Özgürlük bazı ideolojilerden besleniyor. Post-modern düşünce sistemleri özgürlüğü palazlandırıyor. Modern dönemde tüm toplumlar batının bu özgürlük anlayışından etkilendi. Mesela post-modernizm eşcinselliğe izin verdi. Birkaç yüzyıl öncesine kadar psikolojik bir vaka olarak adlandırılıyordu. Eşcinselliğe problemli bakıldığı dönemlerden meşru kabul edildiği dönemlere geldik. Normal gözüküyor belki de toplumsal baskıyla, hâkim gücün etkisiyle. Hâkim olan algının etkisi eşcinselliğin kabul edilebilir olmasını dayatıyor.
Kapitalizm haz merkezlidir. İnsanları tüketime teşvik etti, tek tipleştirdi. Bunları yaparken insanları özgürlük ile kandırdı. Kapitalizmin tabiatı özgürleştirme iddiasına rağmen tüketime köle ediyor. Toplumu, popüler kültüre ayak uyduran insanların farklı olduğuna inandırır. Toplumda popüler kültüre ayak uydurmak zorunda hisseder, yani kölesidir.
Tıp da önemli bir konu. İnsanın kendi kararı olduğuna inandırdığı şeyi gerçekleştiren şey tıptır. Modern dünya insanın kendi bedeniyle ilgili ölçüsüz tasarrufta bulunmasını teşvik ediyor. Hâlbuki Allah, bedenimizi bize emanet etmiştir. Feminizmin çıkış itibariyle haklı yönleri var olabilir. Kadınların da fabrikada çalışabilmesi için ortaya çıkmıştır. Fakat daha sonra paradigma kadınların da, erkeklerin yapabildiği her şeyi yapabilecek olmasına evrilmiştir. Feminizmin geldiği nokta değerlerimizi sarsıyor. Kapitalizmin istedi şey de bu aslında.

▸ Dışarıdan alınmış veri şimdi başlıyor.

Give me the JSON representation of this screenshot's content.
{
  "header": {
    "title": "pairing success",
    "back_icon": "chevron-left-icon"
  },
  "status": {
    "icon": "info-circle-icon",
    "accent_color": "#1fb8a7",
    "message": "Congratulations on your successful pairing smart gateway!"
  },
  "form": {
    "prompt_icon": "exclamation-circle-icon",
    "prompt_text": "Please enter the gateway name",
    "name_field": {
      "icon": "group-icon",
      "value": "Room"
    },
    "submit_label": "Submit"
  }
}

Özgürlük, İslam'da liberal anlamda değildir. İslam'daki özgürlük insanın kendi tabiatıyla ve fıtratıyla uyumludur. Doğayla yine uyumludur. Fiili hürriyet yasaktır, fikri mücadele meşrudur. Heva ve heveslere kapılmamış bir anlayış ister. Tevhid hâkim algıyı yenmemizi, biraz daha özgün bakmamızı, eşref-i mahlukat olmamızı tavsiye eder. İslam nefse değil, Allah’a kul olmamızı ister. Bu yönüyle özgürleştiricidir.”
Bünyamin Sevim’in ardından sözü alan Mustafa Yılmaz özetle şunlara değindi:
“Özgürlük şeker kamışı gibi bir şeydir, sürekli aynı şey söylenir. Sınırları haddinden fazla belirsizleşmiş bir kavramdır. Ferdi bağlayan hiçbir norm olmasın, kilisenin ve devletin baskısından kurtulsun. Liberaller açısından hedonist, normsuz, formsuz tüketici bir toplum. Sosyalistler için sınıfsız bir toplum. Aslında tüm bu ideolojiler aynı kapıya çıkıyor.

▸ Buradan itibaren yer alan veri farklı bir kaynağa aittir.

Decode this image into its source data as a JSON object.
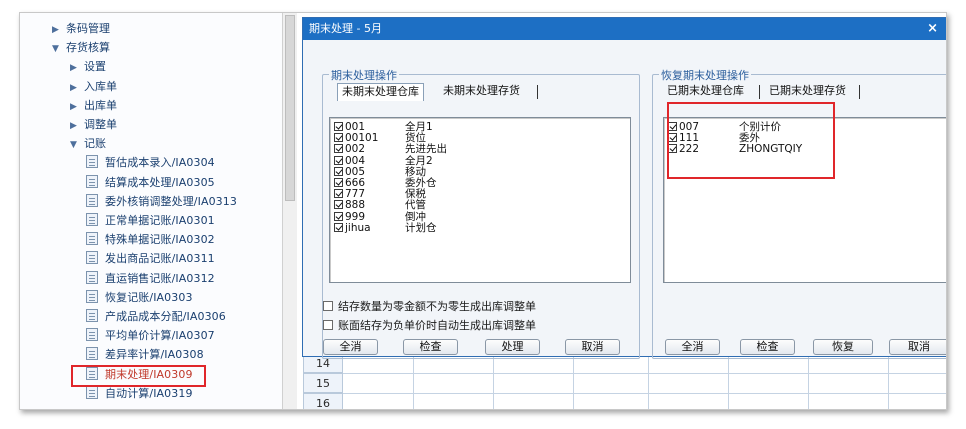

Post-modern dönemde özgürlüğün anlamının hiçbir mahiyeti yoktur. İzafi bir konuma evrilmiştir çünkü özgürlük. Siyasi otoritelere isyandan, yaradana isyana evriliyor. Kapsamı genişliyor ama aslında kendi hevasından konuşuyor. Hiçbir kavram onu dilsel olarak tanımladığımız yerde durmuyor. Tüm bunlar başka bir anlama yükleniyor, bir mite dönüştürülüyorlar. Öyle ki özgürlük maymuncuk gibi oldu. Her deliğe uyuyor. Bu mitik söylemi reddetmek gerekiyor. Metafizik anlamlar yüklenerek değer kazanıyor.
Batı kendi özgürlük anlayışını reddedenlere lanetliler olarak bakılıyor. Küreselleşmenin etkisindeki liberal bir kavramdır. Onların konjonktürü ile bunu tartışıyoruz.
Yaşadığımız dönemde bize dayatılan şeyler var. Tahakküm mekanizmasının içerisinde yaşıyoruz. Füzeler bile özgürlük adına atılıyor. Bu manzara karşısında insan insandan utanıyor.”
Program soru-cevap faslıyla sona erdi.